Of course I will tell you about it... I will also tell you stories, faces and hope: a thousand and one paths that will lead to peace.
A day.
The night shines for a moment, then it is day again.
Le Figaro: "Frédéric Laffont, a great reporter accustomed to conflicts, has taken a step aside. He thus embodies
this "peace camp" that is said to be bloodless.
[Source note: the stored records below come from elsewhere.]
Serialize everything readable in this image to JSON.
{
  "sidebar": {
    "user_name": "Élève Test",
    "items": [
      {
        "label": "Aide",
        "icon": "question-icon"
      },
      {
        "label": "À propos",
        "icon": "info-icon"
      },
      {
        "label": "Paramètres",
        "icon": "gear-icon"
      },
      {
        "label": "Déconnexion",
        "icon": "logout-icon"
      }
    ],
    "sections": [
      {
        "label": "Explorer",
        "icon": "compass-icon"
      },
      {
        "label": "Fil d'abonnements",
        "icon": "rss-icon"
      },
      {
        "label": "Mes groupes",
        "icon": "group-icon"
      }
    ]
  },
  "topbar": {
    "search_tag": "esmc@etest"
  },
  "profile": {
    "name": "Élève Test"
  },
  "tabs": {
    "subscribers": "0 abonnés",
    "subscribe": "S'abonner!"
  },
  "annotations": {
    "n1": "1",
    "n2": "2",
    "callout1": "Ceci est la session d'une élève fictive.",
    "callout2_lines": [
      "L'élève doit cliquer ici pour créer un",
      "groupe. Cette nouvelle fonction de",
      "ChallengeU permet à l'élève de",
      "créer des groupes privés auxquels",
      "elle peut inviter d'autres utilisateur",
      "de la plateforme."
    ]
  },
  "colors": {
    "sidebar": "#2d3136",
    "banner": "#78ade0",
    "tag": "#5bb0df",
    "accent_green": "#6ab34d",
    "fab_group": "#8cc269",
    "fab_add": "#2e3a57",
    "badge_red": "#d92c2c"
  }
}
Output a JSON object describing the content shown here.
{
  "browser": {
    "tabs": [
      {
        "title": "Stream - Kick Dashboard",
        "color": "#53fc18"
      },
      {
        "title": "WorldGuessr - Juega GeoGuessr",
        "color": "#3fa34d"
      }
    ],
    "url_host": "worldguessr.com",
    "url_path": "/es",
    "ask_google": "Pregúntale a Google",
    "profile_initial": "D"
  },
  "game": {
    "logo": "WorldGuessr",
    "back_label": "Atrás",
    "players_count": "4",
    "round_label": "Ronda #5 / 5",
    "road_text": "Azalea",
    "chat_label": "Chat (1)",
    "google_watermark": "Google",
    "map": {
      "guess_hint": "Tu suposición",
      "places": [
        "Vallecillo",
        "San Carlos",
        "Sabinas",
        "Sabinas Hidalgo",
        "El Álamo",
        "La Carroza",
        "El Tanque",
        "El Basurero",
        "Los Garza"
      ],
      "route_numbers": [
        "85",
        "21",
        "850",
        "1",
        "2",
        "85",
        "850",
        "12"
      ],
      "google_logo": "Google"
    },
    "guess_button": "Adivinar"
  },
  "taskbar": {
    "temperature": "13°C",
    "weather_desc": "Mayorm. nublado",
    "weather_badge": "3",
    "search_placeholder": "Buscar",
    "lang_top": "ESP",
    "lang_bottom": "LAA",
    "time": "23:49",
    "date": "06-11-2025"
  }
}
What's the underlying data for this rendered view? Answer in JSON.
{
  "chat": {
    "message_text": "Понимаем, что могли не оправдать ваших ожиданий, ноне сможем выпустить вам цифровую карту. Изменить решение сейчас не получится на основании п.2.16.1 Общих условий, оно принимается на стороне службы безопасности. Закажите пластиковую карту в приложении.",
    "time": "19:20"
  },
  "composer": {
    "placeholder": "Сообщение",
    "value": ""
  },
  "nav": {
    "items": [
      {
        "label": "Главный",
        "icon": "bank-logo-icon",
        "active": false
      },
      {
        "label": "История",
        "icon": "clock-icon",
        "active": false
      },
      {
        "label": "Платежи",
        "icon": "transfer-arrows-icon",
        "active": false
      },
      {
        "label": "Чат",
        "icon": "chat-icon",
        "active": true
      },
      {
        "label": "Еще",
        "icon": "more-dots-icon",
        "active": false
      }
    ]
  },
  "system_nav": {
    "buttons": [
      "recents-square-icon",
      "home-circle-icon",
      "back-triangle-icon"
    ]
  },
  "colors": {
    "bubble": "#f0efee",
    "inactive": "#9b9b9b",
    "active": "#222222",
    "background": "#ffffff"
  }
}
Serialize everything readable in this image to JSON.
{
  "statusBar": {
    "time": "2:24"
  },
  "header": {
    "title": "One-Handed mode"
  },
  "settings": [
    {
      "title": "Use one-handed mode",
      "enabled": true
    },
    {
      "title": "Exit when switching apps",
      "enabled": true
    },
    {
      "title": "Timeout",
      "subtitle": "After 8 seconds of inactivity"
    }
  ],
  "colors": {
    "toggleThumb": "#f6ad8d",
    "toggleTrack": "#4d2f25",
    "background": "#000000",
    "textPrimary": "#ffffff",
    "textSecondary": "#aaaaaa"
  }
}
It gives a lesson in humanity rather than a lesson in history.
France Inter, L'Humeur Vagabonde: "A particularly hot topic, about which it is very difficult
to make other voices heard than those of hateful certainties and partisan simplifications (…).
Frédéric Laffont has piously collected what he calls "peace dust," little stories
bittersweet notes that make us believe, for the duration of the story, that not everything is definitively destroyed on this land called "Holy".
A poetic story, a precise document, a dreamlike fiction, in any case an unclassifiable film and book.
Télérama: “Frédéric Laffont, author of remarkable documentaries, is a seasoned storyteller (…).
These war diaries, written in the first person and spoken by a woman's voice, are a sensitive hymn to survival and peace. They take the back roads, they listen to people, they look for reasons to hope. The best way to walk, in short.